Les vœux du Président sont un rite. Au moment où j’écris ces lignes, certains médias évoquent la possibilité que le Président puisse prononcer ses vœux ailleurs qu’à l’Élysée. Histoire d'innover. Mais faut-il vraiment chercher l’originalité ? La force des rites n’est-elle pas, justement, dans cet éternel recommencement, dans cette répétition à l’identique ? Au reste, sur un tout autre registre, le massacre de la liturgie catholique n'en est-elle pas une démonstration par l’absurde ? On se souvient que Giscard avait voulu innover en 1976 en demandant à sa femme – la pauvre ! - de dire quelques mots. Ce fut un bide. On imagine donc mal Emmanuel Macron s’inspirer de cette mésaventure – ce serait, en tout cas, de belles étrennes pour Jean-Luc Mélenchon ! -, même si son épouse est certainement plus délurée en matière de communication que Mme Giscard d’Estaing ne l’était à l’époque.
"Tout est dit", donc. Alors, le Président s’est-il amusé à remonter le temps en visionnant les vœux de ses prédécesseurs pour préparer ses premiers vœux aux Françaises et aux Français ? Nous l’avons fait. À grandes enjambées pour nous arrêter à 1967. Il y a un demi-siècle.
Les vœux du général de Gaulle pour 1968, prononcés le 31 décembre 1967, ne manquent en effet pas de saveur aujourd’hui. "Que sera 1968 ? L’avenir n’appartient pas aux hommes et je ne le prédis pas.

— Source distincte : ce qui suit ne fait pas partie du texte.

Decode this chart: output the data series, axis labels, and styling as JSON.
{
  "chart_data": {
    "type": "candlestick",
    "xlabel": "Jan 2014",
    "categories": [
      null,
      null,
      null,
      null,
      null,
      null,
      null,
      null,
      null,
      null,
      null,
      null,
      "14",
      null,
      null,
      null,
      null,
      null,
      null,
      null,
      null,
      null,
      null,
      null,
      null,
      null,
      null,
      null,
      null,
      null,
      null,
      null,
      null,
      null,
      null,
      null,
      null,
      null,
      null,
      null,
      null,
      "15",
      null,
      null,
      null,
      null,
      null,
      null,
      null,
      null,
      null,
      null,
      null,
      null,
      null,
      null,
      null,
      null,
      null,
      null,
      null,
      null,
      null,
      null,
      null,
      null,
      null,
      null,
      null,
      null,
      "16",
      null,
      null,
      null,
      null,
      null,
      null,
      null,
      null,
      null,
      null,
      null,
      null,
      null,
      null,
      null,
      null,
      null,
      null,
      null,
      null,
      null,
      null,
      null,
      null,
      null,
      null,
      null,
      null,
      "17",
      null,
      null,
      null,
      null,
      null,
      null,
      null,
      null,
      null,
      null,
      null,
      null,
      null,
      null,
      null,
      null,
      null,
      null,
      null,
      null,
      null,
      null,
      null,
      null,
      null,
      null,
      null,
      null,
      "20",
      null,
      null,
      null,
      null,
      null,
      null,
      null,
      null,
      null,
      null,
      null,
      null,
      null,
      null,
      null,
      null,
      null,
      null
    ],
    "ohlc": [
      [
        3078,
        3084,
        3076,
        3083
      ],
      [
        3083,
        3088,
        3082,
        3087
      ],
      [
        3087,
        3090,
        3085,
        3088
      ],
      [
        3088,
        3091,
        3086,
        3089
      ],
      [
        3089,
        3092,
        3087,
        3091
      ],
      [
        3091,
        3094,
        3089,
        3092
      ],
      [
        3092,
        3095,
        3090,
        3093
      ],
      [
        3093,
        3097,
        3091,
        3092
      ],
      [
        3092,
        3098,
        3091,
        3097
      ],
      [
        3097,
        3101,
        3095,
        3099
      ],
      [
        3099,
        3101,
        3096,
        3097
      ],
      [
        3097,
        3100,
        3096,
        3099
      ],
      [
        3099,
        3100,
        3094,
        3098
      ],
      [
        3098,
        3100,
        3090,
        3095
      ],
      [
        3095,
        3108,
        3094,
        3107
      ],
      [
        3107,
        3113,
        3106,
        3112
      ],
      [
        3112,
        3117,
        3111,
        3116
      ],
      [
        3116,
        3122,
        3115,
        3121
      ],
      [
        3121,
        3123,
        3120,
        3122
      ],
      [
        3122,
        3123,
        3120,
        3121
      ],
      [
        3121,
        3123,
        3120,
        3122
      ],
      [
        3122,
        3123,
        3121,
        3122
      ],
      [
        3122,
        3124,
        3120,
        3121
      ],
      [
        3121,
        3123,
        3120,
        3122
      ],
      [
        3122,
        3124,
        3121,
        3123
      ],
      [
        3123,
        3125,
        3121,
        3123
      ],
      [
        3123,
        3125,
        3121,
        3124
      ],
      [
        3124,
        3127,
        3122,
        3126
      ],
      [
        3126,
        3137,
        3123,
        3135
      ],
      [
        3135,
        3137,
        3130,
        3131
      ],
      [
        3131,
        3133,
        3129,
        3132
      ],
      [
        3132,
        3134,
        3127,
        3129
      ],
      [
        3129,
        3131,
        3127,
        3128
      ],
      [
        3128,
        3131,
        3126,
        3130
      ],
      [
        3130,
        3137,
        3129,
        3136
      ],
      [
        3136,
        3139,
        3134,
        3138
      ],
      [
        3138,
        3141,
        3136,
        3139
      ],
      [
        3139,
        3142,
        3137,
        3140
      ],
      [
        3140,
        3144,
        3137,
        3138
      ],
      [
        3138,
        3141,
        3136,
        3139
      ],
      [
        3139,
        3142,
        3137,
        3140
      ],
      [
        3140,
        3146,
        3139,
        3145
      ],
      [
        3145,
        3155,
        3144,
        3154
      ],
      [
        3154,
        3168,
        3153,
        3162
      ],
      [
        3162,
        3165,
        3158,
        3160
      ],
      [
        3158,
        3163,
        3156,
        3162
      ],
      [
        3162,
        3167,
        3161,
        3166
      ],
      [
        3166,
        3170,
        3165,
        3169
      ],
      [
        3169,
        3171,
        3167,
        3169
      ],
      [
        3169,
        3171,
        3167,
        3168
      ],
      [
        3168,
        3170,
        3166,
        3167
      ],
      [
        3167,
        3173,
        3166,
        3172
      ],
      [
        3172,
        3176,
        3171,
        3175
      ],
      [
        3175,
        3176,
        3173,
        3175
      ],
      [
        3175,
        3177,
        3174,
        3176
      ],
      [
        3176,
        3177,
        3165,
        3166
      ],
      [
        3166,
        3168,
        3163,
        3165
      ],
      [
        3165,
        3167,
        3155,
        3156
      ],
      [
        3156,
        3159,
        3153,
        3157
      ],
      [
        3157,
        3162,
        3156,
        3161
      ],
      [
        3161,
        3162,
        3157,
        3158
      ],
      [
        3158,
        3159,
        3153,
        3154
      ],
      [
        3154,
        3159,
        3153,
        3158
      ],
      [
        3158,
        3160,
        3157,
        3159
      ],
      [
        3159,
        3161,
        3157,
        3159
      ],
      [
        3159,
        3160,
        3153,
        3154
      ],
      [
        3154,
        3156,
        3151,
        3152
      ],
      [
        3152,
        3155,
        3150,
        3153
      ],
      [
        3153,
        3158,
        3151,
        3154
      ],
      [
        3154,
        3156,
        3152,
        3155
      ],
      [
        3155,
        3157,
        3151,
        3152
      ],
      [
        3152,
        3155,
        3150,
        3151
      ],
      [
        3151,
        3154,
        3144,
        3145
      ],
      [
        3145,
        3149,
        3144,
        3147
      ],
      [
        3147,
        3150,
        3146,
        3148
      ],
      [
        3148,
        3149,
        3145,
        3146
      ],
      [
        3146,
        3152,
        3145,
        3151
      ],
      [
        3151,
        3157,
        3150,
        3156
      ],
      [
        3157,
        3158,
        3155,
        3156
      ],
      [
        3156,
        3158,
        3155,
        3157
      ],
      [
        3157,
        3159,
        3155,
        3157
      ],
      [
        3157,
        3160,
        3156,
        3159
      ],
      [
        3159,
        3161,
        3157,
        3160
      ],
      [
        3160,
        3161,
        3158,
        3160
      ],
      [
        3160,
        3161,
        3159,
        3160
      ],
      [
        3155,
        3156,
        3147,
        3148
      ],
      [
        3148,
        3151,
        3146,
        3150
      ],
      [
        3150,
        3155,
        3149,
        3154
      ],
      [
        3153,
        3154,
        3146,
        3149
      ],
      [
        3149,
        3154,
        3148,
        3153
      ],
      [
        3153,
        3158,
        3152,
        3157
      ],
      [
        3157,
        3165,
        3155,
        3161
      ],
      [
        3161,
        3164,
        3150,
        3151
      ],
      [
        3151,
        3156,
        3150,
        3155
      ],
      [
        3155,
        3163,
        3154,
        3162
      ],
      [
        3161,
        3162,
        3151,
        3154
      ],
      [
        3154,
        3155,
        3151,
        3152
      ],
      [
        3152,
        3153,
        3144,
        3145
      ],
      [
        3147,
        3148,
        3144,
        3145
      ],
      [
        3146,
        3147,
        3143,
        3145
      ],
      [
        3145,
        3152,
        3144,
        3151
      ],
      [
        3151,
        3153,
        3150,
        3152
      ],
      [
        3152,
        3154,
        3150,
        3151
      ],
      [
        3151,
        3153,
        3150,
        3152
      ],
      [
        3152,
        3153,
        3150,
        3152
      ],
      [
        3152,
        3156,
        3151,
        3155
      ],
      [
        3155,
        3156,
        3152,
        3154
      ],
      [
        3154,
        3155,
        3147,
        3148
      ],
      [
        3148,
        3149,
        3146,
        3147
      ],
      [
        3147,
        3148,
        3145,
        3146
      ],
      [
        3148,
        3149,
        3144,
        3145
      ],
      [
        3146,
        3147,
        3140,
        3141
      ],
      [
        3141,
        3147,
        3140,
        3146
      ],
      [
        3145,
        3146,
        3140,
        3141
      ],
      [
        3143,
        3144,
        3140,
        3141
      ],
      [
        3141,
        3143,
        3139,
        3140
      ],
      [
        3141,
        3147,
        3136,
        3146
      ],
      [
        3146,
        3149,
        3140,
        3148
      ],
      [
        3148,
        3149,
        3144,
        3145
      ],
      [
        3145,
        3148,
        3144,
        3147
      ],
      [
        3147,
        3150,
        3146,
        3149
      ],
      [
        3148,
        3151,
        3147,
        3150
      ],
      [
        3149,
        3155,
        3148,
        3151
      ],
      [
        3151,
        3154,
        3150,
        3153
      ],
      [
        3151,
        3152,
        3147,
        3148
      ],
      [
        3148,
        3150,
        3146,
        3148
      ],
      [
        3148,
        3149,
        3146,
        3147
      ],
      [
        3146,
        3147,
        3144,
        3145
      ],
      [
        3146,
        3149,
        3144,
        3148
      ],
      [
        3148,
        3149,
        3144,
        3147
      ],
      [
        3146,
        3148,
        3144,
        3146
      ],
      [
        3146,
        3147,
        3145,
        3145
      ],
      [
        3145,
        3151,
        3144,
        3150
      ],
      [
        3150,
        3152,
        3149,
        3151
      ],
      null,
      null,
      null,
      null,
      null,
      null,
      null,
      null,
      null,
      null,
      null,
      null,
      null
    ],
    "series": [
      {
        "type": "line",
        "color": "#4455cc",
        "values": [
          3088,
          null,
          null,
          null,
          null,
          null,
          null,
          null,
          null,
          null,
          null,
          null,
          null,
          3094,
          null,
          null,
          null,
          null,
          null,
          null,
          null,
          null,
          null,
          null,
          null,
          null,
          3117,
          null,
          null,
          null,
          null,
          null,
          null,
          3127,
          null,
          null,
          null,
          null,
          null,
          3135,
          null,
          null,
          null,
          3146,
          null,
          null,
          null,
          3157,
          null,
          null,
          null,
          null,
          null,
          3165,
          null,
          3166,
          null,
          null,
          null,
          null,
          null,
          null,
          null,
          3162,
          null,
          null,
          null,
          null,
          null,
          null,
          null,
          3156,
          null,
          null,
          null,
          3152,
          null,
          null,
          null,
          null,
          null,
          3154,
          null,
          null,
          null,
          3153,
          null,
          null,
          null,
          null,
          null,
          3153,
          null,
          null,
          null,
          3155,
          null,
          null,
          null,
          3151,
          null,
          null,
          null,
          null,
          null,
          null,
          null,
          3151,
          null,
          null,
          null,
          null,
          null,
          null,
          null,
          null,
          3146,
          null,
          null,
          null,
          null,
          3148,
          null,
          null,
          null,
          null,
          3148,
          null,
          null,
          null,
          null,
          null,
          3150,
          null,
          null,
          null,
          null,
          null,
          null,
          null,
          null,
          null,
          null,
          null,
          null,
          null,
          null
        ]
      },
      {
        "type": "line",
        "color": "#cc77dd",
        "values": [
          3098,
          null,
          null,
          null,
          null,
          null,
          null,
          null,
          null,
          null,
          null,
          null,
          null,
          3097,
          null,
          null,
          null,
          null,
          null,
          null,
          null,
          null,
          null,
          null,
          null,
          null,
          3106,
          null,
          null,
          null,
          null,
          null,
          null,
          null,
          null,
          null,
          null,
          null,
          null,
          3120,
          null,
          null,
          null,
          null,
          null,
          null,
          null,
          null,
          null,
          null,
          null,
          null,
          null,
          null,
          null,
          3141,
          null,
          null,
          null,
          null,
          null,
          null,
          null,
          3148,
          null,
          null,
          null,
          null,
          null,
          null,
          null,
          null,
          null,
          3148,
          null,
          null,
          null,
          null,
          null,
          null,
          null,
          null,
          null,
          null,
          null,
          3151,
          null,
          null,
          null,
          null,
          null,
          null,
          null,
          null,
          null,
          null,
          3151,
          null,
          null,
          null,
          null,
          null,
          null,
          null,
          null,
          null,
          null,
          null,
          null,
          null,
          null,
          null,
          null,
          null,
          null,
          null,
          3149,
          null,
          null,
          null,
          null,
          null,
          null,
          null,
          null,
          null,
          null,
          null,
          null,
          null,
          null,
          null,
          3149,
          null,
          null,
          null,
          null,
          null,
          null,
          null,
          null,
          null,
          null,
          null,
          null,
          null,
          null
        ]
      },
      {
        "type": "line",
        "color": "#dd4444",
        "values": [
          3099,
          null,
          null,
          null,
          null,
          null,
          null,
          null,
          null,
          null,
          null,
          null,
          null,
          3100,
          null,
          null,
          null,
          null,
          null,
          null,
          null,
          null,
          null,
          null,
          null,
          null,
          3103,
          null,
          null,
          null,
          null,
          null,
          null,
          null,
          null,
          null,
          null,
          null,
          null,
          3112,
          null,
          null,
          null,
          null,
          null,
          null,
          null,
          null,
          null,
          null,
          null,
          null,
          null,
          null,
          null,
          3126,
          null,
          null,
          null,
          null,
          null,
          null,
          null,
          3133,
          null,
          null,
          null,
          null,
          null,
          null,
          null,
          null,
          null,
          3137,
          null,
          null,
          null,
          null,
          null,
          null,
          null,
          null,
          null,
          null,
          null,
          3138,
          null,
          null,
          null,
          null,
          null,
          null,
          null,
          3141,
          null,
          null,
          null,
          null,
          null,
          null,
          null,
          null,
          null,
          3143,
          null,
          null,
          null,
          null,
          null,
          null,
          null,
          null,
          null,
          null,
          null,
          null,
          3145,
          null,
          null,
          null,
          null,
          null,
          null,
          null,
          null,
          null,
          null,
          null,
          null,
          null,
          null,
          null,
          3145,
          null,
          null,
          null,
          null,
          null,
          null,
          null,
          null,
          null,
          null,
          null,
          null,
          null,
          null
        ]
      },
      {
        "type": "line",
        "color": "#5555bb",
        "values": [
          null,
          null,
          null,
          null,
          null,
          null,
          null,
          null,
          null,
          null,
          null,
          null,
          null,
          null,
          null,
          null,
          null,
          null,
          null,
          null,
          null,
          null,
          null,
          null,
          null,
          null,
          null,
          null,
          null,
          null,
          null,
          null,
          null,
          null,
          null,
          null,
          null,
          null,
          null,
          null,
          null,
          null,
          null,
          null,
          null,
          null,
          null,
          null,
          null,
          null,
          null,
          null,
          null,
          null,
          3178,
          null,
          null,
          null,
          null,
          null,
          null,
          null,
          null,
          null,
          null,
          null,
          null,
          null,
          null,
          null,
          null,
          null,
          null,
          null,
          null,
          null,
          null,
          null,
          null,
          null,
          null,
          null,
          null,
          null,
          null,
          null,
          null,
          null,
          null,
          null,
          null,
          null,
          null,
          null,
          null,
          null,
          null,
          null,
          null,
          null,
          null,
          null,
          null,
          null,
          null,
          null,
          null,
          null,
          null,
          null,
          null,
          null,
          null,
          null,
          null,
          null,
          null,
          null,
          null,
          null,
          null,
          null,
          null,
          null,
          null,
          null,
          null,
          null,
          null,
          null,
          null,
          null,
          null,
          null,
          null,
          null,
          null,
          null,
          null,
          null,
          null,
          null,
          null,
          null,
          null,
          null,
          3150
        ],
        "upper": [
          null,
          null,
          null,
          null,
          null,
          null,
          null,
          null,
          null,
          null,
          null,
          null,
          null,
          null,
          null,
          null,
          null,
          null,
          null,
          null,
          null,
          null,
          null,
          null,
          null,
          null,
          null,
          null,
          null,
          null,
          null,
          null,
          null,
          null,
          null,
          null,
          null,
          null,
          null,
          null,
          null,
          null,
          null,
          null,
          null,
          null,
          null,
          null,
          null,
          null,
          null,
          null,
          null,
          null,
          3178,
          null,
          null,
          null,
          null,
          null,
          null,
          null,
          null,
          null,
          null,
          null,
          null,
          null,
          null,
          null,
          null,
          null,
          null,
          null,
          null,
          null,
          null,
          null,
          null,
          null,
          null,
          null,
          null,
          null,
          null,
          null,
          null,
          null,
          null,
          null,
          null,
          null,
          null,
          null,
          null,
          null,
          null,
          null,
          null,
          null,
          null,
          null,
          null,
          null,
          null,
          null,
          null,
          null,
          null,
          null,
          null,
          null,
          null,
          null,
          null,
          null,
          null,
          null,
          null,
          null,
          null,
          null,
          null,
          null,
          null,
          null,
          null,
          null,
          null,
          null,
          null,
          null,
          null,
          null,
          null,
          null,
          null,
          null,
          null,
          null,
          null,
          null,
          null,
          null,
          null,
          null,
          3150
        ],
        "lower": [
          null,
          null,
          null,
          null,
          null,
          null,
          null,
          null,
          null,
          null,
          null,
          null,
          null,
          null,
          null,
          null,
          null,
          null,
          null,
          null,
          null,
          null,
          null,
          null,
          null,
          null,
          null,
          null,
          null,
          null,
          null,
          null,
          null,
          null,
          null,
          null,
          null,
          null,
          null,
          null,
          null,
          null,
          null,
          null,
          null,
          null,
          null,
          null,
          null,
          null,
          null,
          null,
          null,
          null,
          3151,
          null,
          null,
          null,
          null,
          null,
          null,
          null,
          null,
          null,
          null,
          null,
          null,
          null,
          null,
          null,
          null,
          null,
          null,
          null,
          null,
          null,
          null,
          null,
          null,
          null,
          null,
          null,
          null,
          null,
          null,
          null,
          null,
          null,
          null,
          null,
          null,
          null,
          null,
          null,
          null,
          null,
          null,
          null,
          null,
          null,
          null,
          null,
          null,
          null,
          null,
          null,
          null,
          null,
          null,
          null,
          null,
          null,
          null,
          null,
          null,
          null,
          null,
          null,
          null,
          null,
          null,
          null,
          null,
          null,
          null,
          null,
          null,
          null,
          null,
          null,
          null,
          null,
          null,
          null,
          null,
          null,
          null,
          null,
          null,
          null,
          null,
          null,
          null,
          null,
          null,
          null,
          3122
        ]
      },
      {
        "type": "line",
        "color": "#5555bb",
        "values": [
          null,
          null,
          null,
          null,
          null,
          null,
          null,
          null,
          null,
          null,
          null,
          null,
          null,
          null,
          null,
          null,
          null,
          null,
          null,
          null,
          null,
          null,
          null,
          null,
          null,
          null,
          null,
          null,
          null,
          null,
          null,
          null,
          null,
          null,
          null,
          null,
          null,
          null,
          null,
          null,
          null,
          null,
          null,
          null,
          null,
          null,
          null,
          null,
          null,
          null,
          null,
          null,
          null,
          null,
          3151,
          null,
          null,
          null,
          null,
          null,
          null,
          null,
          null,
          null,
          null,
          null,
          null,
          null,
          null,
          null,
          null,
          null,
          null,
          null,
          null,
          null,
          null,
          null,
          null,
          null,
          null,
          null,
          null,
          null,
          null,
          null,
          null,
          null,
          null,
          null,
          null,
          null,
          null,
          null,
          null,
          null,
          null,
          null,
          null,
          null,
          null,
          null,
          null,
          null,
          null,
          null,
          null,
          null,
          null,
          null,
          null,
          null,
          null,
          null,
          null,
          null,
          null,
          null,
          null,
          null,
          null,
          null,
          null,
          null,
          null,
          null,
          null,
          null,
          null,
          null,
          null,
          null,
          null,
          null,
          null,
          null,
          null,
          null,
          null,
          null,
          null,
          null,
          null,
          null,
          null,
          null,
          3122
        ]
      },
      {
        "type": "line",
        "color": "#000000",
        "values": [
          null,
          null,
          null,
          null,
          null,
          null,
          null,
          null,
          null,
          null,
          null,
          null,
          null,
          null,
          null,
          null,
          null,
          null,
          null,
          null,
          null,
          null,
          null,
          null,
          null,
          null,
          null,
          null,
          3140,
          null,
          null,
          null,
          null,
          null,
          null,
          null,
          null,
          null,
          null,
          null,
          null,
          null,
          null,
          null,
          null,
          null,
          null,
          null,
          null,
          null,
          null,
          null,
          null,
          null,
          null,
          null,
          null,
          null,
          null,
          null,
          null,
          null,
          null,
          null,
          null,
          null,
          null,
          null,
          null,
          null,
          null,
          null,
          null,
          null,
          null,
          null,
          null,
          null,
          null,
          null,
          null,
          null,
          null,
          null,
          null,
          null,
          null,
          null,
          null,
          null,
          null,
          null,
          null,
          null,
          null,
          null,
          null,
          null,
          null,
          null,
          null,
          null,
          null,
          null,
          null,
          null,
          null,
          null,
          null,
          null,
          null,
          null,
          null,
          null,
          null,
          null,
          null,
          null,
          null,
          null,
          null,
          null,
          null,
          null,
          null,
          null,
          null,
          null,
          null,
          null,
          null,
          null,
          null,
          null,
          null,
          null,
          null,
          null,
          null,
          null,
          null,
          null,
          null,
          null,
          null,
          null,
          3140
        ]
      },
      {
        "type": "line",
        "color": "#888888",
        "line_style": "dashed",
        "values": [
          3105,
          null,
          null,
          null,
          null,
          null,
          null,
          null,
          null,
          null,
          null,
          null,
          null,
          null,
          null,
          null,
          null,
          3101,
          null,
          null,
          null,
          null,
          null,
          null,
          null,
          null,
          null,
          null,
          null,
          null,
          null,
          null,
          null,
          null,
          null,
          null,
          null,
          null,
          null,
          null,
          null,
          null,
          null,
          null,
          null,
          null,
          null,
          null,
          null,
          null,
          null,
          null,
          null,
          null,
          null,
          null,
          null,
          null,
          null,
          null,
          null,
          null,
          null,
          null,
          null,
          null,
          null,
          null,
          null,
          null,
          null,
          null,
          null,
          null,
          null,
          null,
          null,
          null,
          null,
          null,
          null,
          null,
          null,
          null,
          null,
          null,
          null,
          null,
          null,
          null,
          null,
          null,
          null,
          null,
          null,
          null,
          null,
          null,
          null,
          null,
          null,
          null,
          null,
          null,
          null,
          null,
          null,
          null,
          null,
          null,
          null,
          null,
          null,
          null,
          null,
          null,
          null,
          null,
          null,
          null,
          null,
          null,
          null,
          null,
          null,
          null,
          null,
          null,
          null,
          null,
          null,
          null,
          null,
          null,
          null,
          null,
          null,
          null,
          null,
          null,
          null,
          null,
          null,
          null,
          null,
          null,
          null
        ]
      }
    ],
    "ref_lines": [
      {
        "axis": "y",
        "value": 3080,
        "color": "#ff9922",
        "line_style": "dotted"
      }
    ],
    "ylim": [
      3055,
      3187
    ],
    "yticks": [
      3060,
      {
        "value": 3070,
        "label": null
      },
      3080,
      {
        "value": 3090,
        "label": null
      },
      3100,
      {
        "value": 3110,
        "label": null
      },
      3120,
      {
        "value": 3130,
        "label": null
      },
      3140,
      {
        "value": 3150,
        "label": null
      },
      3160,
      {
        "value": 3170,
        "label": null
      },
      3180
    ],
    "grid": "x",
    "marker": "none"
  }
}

Pourtant en considérant la façon dont les choses se présentent, c’est vraiment avec confiance que j’envisage les douze prochains mois, l’existence de notre pays." De Gaulle, qui croyait à la tragédie de l’Histoire et semblait, d’une certaine façon, regretter les tempêtes et les temps agités, poursuivait : « Les vers de Verlaine, “Mon Dieu, mon Dieu, la vie est là, simple et tranquille”, peuvent évoquer une paisible demeure, non pas un grand peuple en marche. Je crois cependant qu’au total, à moins de grave secousse qui bouleverserait l’univers, notre situation continuera de progresser et que tout le monde y trouvera son compte."
Même quand les choses se présentent bien, que "la France s’ennuie...", que "le général s’ennuie", lui aussi, comme l’écrira Pierre Viansson-Ponté trois mois plus tard dans Le Monde, les choses peuvent se présenter sous un jour inimaginable, ou que l’on ne veut pas imaginer… Le bouleversement ne vint pas d’une secousse de l’univers mais de l’Université. Du Quartier latin !
Quel sera le destin du "grand peuple en marche" durant la nouvelle année ? Le général de Gaulle l'ignorait en son temps. On imagine qu'il en est de même pour Emmanuel Macron.